Em nossa profissão, a motivação é um fator que influencia nossa atitude diante do paciente e do processo terapêutico. A motivação é o que move nossa conduta e nos permite realizar mudanças com o objetivo de alcançar metas. Ela não só nos impulsiona a fazer algo, mas também nos ajuda a persistir nisso.
No entanto, em diversos momentos, a intervenção psicológica produz frustração profissional e pessoal. Ter uma boa capacidade de análise objetiva e estar consciente de nossas limitações profissionais ajudará a superar essa frustração para, assim, voltar a nos motivar com aquilo que estamos realizando.
Os profissionais do campo da saúde costumam ser pessoas com alta incidência da síndrome de Burnout. Esta aparece como mecanismo de enfrentamento e proteção contra o estresse que pode gerar a relação entre paciente e psicólogo, assim como do psicólogo com o restante da equipe profissional (Gil, 2001), o que implica que o psicólogo sinta sensação de fracasso profissional e nas relações interpessoais com os pacientes (Gil-Monte e Peiró, 1997; Gil-Monte, Peiró e Valcárcel, 1998).
Assim, neste caso, a motivação pode servir como fator de proteção contra a síndrome de Burnout (do mesmo modo que a motivação é importante em nossa vida diária, também o é no momento em que estamos em consulta ou nos enfrentamos a um problema). A motivação para a mudança é o que nos permitirá seguir em frente e ser capazes de superar qualquer problema. É por isso que a motivação do paciente em relação ao tratamento é uma das primeiras coisas que se tenta conseguir em consulta! Portanto, faz sentido que nós sintamos essa mesma motivação. Sem ela, realizar um tratamento não faz sentido, pois se não quisermos mudar nosso comportamento ou a situação que nos preocupa, nunca conseguiremos uma evolução nem um resultado positivo em nosso paciente.
Para aprender a nos motivar dia a dia em nossa profissão, é importante levar em conta estes 5 pontos, para aqueles momentos em que fraquejamos:
Defina objetivos realistas: muitas vezes, querer alcançar metas ou objetivos que, devido à euforia de querer superá-los, acreditamos poder conseguir, faz com que, quando nos tornamos conscientes da realidade e vemos que não vamos atingir o objetivo estabelecido, sintamos mais frustração do que o necessário. É melhor começar com objetivos pequenos, fáceis de alcançar e, pouco a pouco, ir aumentando o desafio. Um exemplo disso é tentar que o paciente chegue até onde nós queremos que ele chegue.

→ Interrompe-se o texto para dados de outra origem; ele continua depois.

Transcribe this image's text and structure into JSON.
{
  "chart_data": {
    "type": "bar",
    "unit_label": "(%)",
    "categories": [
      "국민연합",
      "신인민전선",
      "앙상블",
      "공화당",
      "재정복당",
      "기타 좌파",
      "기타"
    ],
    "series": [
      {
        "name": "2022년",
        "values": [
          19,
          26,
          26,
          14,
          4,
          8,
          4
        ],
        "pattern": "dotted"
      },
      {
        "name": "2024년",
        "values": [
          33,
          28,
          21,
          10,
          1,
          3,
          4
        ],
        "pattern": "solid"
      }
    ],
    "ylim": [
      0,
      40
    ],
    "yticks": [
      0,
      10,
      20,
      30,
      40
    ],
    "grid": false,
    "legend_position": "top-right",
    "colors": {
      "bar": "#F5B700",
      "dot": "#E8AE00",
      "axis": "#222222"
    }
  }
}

É importante entender que cada paciente tem seu processo terapêutico e devemos respeitar seus tempos. Isso ajudará a programar objetivos realistas e mais personalizados para ele/ela.
Condicione-se dia a dia para se motivar: é tão fácil estar motivado quanto não estar. Assim como ao comer nos saciamos, mas depois voltamos a ter fome, com a motivação acontece o mesmo. Se você estiver consciente de que cada dia deve se motivar um pouco, terá muito conseguido!

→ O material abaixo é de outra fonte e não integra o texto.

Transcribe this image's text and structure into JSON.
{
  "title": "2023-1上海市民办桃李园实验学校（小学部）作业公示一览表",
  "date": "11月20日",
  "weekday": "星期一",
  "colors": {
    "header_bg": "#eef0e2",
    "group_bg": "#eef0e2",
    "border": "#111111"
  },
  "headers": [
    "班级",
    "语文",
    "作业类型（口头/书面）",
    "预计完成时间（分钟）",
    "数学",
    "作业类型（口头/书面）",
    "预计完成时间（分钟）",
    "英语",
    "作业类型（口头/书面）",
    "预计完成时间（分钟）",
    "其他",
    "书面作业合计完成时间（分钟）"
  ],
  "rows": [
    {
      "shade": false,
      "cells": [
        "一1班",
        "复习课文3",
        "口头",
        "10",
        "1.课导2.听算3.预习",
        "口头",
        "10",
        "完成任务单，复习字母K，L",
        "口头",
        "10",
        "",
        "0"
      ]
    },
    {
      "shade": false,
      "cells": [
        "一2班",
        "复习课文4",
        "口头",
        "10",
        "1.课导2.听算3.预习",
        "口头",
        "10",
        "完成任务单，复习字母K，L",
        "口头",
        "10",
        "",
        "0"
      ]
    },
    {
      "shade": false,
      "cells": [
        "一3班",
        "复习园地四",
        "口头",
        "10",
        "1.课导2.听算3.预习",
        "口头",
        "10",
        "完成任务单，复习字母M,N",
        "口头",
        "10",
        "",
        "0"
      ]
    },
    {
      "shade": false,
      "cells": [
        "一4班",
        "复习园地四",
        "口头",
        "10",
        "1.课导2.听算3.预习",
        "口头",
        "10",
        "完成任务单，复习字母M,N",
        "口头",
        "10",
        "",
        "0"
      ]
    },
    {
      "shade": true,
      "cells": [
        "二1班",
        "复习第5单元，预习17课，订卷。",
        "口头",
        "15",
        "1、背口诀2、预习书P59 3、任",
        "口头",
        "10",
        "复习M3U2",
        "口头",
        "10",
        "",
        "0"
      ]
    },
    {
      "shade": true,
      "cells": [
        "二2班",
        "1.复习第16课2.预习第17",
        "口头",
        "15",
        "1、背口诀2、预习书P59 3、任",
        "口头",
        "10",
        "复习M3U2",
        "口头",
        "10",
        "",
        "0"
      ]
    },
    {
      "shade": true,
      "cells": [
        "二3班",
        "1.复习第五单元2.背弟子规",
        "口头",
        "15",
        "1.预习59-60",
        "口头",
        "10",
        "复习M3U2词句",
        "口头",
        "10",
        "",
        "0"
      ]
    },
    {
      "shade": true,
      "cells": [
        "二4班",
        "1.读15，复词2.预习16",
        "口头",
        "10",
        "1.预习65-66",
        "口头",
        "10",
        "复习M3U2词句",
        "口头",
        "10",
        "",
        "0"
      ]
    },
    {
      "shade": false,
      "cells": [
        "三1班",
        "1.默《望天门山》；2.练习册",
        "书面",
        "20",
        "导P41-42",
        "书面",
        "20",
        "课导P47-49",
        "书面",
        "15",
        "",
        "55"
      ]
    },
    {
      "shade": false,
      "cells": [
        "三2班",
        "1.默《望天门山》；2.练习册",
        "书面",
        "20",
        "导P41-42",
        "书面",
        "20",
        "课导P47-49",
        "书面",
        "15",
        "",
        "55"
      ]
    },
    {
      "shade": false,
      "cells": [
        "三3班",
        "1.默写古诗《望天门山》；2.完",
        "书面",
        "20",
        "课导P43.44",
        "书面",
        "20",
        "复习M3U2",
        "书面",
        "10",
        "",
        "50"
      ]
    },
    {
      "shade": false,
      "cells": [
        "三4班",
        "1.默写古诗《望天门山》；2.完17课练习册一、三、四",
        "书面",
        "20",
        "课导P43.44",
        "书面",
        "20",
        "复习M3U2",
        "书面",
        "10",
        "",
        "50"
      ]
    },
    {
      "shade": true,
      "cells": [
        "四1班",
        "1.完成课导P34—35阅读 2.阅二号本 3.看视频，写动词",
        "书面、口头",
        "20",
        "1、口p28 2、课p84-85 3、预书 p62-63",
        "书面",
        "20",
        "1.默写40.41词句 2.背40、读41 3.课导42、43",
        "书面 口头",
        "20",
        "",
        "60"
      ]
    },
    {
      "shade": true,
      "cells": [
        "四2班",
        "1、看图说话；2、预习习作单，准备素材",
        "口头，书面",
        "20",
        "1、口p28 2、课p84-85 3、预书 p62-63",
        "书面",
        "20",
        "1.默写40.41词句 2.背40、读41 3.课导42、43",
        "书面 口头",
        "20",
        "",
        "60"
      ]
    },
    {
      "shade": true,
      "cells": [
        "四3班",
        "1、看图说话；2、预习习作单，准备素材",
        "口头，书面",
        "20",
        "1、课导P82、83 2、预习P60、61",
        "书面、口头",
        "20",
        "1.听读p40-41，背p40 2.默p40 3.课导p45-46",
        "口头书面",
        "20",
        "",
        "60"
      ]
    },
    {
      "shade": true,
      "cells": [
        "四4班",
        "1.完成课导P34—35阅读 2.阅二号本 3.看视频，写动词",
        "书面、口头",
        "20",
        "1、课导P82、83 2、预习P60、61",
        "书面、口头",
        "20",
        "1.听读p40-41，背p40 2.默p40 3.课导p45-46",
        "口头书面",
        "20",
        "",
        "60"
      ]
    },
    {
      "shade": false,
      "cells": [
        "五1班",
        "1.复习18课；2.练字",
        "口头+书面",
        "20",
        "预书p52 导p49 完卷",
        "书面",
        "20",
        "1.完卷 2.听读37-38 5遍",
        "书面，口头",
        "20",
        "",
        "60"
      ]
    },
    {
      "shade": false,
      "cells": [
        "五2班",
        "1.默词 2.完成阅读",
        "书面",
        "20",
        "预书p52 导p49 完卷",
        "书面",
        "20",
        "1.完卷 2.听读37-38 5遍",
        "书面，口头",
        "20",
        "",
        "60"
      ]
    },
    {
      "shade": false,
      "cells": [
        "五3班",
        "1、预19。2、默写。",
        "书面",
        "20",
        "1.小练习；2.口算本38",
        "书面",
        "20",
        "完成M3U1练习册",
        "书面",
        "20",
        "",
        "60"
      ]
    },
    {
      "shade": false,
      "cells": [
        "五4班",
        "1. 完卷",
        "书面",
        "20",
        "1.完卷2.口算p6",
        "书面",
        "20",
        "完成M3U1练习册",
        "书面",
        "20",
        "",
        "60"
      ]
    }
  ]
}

Canalize a motivação em suas emoções: a motivação não deixa de ser outro estado, que nossa psique é capaz de sentir. Assim, nutra-a com todos os sentimentos para dar-lhe força. Você já tentou alguma vez escrever uma lista com todas as emoções que sente quando pensa naquilo que quer alcançar? Este simples exercício o ajudará a entender se algum estado pessoal está interferindo em seu trabalho profissional. Às vezes, as histórias que os pacientes trazem ativam nossas próprias histórias. Estar consciente de que temos limitações como profissional é a melhor ferramenta para evitar cair em erros deontológicos e colocar em perigo o bem-estar do paciente.
Transforme as “derrotas” em aprendizado: muitas vezes vivemos uma recaída ou um evento negativo se transforma em um fator desmotivador, que nos entristece e nos impede de seguir com o objetivo que nos marcamos. No entanto, é melhor pensar que não é uma falha, mas uma lição. Assim, reserve alguns minutos para pensar no que há de bom nesse acontecimento negativo, o que você pode fazer para que não se repita e tome-o como um impulso para se superar.
Aproveite seus melhores momentos: a vida não é uma linha reta, portanto há altos e baixos. No trabalho acontece exatamente o mesmo. Você terá períodos onde conseguirá todos os seus objetivos profissionais e outros em que parece que tudo sai errado. Sirva-se das etapas mais potentes e nas quais você se sinta mais forte para dar um passo além com seus objetivos.